The consultation processes on rules and regulations were highly structured, and much effort was devoted to ensuring balanced representations from providers and users of financial services. We funded research for a Consumer Panel in an effort to ensure “equality of arms.” Of course, regulatory staff had more informal links with the industry than with consumers. But that is inevitable in any country.

The industry’s voice was more often heard in Parliament as well. The most effective lobbyists were Independent Financial Advisers, who seemed to be especially active in the local Conservative Party associations. Goldman Sachs could learn a lot from their tactics!

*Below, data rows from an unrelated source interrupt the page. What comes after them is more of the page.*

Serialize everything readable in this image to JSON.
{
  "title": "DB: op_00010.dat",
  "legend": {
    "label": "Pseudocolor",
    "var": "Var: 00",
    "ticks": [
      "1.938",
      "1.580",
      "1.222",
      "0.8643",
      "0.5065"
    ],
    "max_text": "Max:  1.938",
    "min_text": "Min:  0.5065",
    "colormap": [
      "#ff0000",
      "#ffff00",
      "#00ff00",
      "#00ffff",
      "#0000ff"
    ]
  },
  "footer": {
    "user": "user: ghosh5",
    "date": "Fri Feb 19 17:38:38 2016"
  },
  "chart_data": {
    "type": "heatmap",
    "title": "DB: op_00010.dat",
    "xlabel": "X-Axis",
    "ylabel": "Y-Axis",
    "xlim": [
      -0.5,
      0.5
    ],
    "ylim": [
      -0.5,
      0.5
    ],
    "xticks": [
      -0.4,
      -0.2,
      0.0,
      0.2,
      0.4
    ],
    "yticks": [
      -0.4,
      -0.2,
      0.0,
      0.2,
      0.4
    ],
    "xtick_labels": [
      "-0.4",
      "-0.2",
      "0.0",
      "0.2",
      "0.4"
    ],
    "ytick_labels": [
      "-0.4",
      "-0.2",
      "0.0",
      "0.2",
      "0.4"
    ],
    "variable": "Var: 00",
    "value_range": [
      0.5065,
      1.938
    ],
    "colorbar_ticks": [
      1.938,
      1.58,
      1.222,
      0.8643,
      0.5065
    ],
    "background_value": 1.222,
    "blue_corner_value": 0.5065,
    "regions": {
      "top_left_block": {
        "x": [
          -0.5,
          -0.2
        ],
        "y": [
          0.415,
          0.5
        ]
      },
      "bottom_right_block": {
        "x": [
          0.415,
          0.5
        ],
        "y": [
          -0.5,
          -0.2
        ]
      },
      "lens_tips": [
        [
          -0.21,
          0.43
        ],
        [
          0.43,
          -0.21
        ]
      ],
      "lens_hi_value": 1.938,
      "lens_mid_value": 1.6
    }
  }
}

I have no first-hand knowledge of the legislative process in the US but, as an outsider, I am amazed at the apparent intensity of lobbying, and at the amounts of money that firms and their associations spend. Is it effective? The media seem to think so, though with relations between government and industry still only a notch below open warfare, it is difficult to be sure.

An intriguing sidelight on the relationship between Congress and business is provided in a study by Ahmed Tahoun of the London School of Economics on “The role of stock ownership by US members of Congress on the market for political favors.” Tahoun analyzed the relationship between stock owned by congressmen and contributions their political campaigns by the relevant firms, and found a powerful positive association.

In particular, Tahoun’s research shows that US congressmen systematically invest more in firms that favor their own party, and that when they sell stock, firms stop contributing to their campaigns. Moreover, firms with more stock ownership by politicians tend to win more and bigger government contracts.

The data are not from financial firms alone, and Tahoun has not disaggregated them by sector but the results are of interest nonetheless. They suggest a less-than-healthy relationship between lawmakers’ political and pecuniary interests.